By submitted, 11/9/20 9:37 AM

HOPE —This Thanksgiving, City of Hope Law Enforcement will team up with the U.S. Department of Transportation’s National Highway Traffic Safety Administration on a high-visibility Click It or Ticket campaign to work toward reducing the number of fatalities that occur when vehicle passengers fail to buckle up.

Thanksgiving is one of the busiest travel times of the year. With millions of Americans on the road en route to visit friends and family for the Thanksgiving holiday, it is more essential than ever to ensure all vehicle passengers are buckled up. With more vehicles on the roads, the chances of being involved in a vehicle crash increase greatly. For this reason, law enforcement will be patrolling the streets, looking for unbuckled passengers. If they spot you, they will pull you over and issue a ticket.

The Click It or Ticket campaign is designed to save lives by making sure all Hope, Arkansas drivers and passengers get the message to wear their seat belts.

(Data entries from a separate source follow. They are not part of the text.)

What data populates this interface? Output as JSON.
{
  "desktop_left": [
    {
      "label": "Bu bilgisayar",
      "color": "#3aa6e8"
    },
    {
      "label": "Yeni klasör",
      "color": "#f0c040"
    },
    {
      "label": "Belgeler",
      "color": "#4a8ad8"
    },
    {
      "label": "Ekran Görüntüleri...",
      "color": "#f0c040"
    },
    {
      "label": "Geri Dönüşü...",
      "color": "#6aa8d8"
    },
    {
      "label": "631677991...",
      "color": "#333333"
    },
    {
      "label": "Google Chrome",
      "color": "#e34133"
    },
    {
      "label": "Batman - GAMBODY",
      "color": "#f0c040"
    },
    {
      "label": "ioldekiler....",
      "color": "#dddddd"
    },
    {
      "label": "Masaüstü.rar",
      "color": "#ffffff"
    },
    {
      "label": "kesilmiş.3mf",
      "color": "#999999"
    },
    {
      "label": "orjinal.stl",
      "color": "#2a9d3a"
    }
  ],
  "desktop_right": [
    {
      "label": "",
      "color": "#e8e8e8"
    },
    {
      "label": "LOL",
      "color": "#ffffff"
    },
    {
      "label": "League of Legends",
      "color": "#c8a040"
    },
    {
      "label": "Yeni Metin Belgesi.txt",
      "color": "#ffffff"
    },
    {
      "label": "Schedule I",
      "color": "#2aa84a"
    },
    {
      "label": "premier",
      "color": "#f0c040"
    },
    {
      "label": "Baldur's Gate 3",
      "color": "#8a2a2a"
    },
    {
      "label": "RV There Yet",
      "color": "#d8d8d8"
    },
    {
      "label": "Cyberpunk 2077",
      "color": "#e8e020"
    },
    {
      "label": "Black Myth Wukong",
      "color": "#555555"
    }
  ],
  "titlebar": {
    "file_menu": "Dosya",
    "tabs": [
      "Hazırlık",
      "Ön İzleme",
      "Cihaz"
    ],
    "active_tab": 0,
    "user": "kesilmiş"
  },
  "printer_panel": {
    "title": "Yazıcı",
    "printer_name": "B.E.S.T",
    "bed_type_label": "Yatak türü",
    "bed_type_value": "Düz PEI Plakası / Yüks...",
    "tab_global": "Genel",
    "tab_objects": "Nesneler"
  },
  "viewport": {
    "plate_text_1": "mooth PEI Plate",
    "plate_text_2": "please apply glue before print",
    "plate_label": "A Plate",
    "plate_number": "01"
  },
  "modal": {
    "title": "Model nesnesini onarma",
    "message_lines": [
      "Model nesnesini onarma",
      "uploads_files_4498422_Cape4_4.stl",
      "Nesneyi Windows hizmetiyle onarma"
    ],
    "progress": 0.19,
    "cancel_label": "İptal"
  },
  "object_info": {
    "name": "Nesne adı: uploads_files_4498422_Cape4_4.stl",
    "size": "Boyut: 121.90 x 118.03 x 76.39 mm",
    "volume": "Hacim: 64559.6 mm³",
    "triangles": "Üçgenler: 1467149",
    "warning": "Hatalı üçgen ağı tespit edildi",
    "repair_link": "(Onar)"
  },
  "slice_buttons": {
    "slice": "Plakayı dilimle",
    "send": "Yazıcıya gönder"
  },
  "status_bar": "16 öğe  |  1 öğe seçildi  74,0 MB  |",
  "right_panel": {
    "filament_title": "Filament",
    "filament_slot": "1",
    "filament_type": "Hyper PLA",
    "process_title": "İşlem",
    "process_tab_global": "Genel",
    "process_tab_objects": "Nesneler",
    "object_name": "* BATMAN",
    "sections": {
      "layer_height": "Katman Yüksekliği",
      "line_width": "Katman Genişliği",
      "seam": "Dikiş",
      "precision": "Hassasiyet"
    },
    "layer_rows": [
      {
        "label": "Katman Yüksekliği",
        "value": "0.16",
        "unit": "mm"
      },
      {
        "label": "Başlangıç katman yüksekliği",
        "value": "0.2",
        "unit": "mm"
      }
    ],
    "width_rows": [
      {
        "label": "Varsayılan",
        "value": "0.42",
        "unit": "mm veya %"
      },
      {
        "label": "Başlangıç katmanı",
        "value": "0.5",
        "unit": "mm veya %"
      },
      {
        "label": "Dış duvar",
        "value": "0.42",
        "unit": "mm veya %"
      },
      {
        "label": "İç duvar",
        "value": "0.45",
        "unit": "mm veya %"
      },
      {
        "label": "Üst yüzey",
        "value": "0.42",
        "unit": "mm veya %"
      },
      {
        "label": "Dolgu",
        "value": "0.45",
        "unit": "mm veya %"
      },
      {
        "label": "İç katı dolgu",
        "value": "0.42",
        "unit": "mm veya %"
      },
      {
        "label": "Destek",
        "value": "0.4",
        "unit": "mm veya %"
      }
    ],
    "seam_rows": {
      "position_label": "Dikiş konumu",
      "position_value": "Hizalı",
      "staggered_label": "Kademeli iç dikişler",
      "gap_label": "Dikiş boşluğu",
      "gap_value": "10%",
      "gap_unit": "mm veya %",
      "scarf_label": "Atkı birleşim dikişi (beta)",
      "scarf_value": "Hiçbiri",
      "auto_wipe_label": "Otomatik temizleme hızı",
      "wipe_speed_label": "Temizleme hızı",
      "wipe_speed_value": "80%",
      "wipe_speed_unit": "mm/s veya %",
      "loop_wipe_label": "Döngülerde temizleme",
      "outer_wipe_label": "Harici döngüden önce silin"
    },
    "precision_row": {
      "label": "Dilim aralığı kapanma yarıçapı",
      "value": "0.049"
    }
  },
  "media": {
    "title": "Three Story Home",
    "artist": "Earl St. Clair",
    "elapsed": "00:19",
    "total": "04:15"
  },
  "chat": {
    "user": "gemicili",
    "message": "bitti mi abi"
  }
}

The campaign combines powerful messages about seat belt safety with increased patrolling for all unbuckled motorists.

“Wearing a seat belt is the single most effective thing to help prevent you from injury or death in a vehicle crash,” said Assistant Chief Tomlin. “Tragically, over half of the people who died in a fatal traffic crash during Thanksgiving 2016 were not wearing a seat belt at the time of the crash. This year, we will be out in full force to ensure drivers and passengers alike are buckled up as they travel to their Thanksgiving destinations. Those disobeying the law will be pulled over and ticketed.”

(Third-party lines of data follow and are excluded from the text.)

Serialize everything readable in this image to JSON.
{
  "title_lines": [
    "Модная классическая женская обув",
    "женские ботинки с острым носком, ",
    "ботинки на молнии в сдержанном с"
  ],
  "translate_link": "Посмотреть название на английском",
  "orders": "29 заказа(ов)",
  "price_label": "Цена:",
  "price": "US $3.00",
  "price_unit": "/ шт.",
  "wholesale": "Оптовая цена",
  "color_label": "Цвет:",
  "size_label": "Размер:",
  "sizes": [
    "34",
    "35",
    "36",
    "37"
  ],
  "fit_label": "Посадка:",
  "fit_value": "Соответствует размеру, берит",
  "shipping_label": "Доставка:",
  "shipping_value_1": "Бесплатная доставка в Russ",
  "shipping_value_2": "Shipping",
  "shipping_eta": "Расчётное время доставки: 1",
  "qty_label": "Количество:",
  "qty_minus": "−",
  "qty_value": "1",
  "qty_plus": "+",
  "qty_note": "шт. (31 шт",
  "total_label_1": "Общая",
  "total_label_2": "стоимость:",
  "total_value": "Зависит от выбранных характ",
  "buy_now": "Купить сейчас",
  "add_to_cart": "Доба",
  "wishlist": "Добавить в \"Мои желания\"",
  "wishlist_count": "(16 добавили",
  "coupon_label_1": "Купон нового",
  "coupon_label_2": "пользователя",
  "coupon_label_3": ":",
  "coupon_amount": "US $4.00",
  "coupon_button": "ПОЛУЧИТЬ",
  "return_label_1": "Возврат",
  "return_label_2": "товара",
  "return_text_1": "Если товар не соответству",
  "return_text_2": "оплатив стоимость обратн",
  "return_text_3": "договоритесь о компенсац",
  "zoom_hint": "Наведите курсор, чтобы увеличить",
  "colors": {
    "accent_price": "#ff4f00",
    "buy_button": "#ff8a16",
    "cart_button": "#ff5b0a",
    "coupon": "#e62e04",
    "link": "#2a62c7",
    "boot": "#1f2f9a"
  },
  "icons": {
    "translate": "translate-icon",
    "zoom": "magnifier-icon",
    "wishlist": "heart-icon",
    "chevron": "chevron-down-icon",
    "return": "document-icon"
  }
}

During the 2016 Thanksgiving weekend (6 p.m. Wednesday, November 23, to 5:59 a.m. Monday, November 28), 341 people were killed in motor vehicle crashes nationwide. Tragically, 49 percent of those killed were unbuckled, representing a decrease in seat belt use compared to the same weekend in 2015, when 52 percent of those killed in traffic crashes were unrestrained. Nighttime proved even more deadly, with 55 percent of Thanksgiving weekend crashes occurring at night.